A compreensão dos quatro discursos propostos por Lacan auxiliaria no entendimento do lugar da mulher na cultura e do seu papel na formação do laço social, discussão esta que pode ser incrementada por meio da relação da feminilidade com a estrutura clínica histérica. (Prates, 2001)

A estrutura clínica não é determinada pelo sintoma, mas pela posição do sujeito diante da castração do Outro e da própria castração. Além disso, a estrutura clínica se define em torno de uma pergunta fundamental que, no caso da histérica, se dá em relação ao sexo. (Palonsky, 1997)

As estruturas clínicas se dividiriam em neuróticas – onde se encontram a histeria e a neurose obsessiva -, perversas e psicóticas. Alguns autores também consideram a fobia como uma estrutura clínica, dentro do quadro neurótico. (Palonsky, 1997)

Na neurose, a condição de castração do Outro será recalcada e permanecerá como um “saber” inconsciente. O confronto com a castração do Outro produz a angústia, da qual o neurótico buscará escapar, através de inventivas que a dissimulem. A principal destas inventivas do neurótico é colocar a castração do seu próprio lado. Sendo assim, aquilo que é da ordem de um impossível – ser completo – o neurótico irá colocar como sendo uma

impotência, uma falha sua. Por isso, a histérica freqüentemente aparecerá como aquela eternamente insatisfeita. (Palonsky, 1997)

A histérica terá sua vida dedicada a buscar as respostas às perguntas que supostamente quer conhecer. Supostamente porque, na verdade, ela não tolerará a angústia decorrente dessas respostas, ou seja, do fato de que Outro também é castrado. (Palonsky, 1997)

A equiparação entre feminilidade e histeria – que, embora menos freqüentemente, também pode se apresentar do lado dos homens – se deve à pergunta que ambas farão acerca do que é ser uma mulher:

“Trata-se, enfim, de uma pergunta em relação àquilo

que seria um sinal distintivo da feminilidade, pergunta que estará sempre apontando para algo além do falo.”

(Palonsky, 1997, p.42)

A espera de que o Outro forneça esta resposta caracteriza, na histérica, as recorrentes consultas a médicos, a incessante demanda por exames clínicos, cirurgias e, até mesmo, a procura de um analista. A questão da beleza e da maternidade podem operar como um recurso que supostamente venha a obliterar esta falta-a-ser.

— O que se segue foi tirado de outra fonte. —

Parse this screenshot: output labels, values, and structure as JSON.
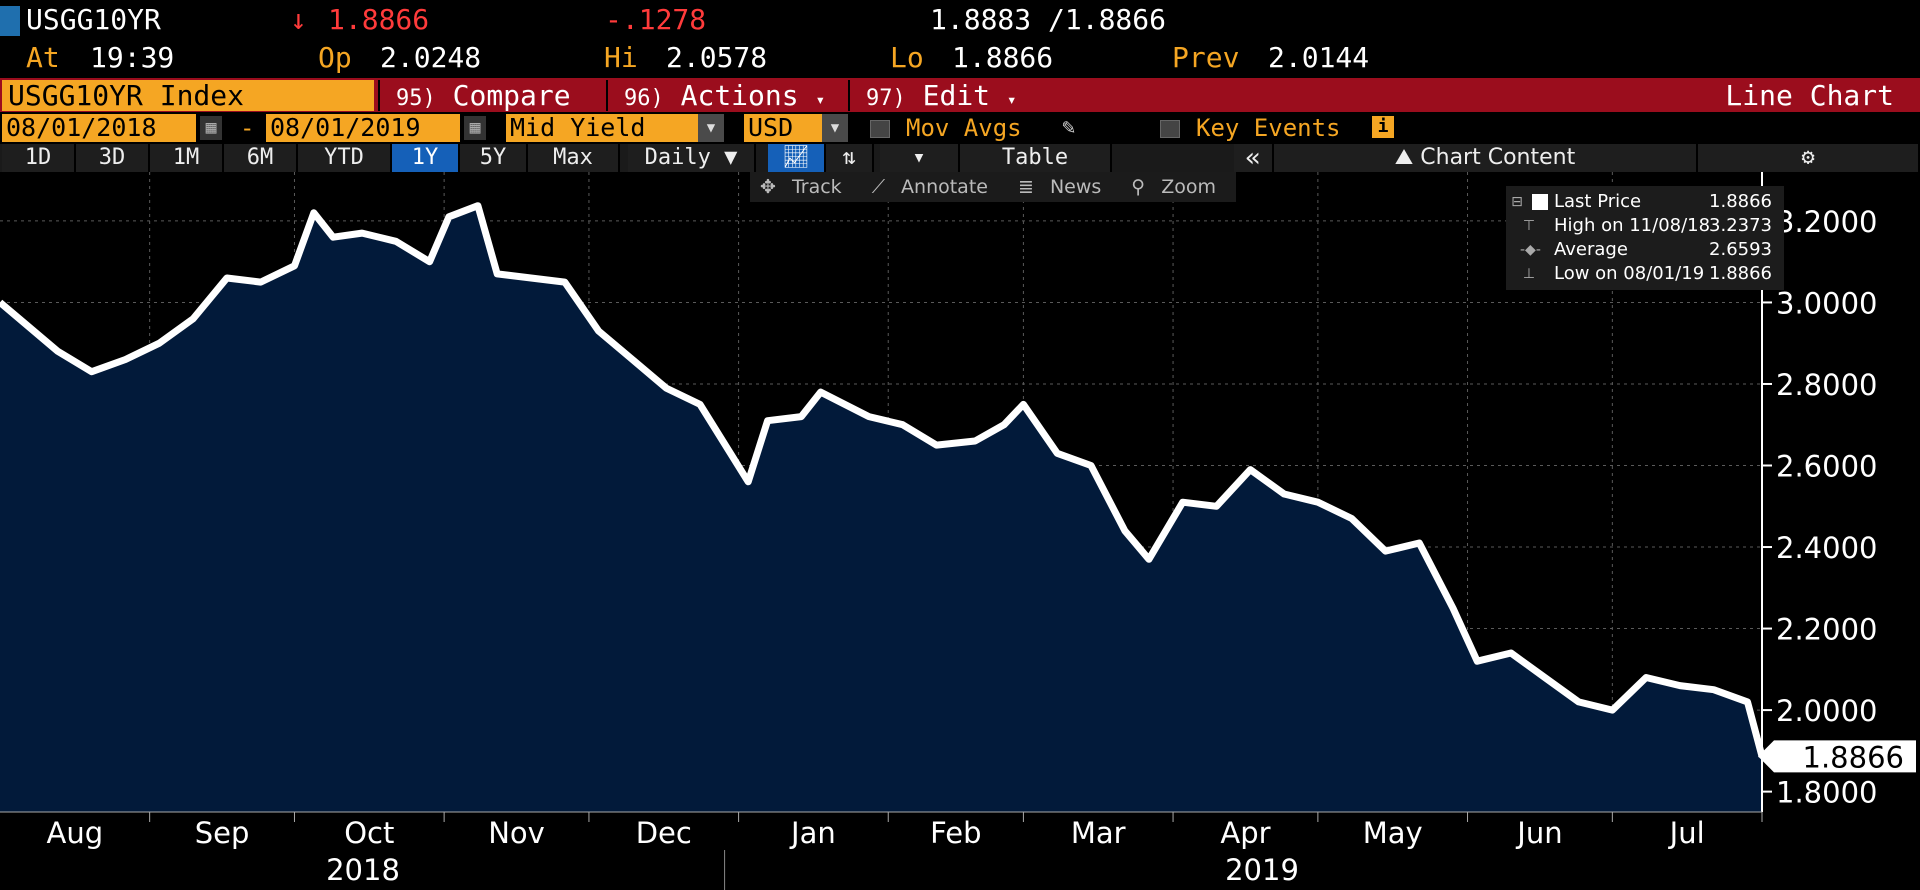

Uma outra saída será a identificação com a posição masculina, na esperança de que a via do olhar do homem lhe forneça a identidade feminina. (Palonsky, 1997)

A diferença entre a estrutura histérica e a estrutura da feminilidade, “supondo que exista tal diferença”, diz Palonsky (1997), estará no fato de que a histérica não irá aceitar ser diferente do homem e reivindicará permanentemente uma outra posição que não se defina exclusivamente pela negatividade.

Em qualquer um dos casos, acrescenta Prates (2002), o impasse residiria em se situar como mulher fora da referência fálica, sem, no entanto, estar excluída da linguagem.

Deste modo, pudemos ver como a referência lacaniana apreende a questão da feminilidade de uma forma mais abrangente e as saídas que oferece para algumas das dificuldades teóricas que o texto freudiano sugere.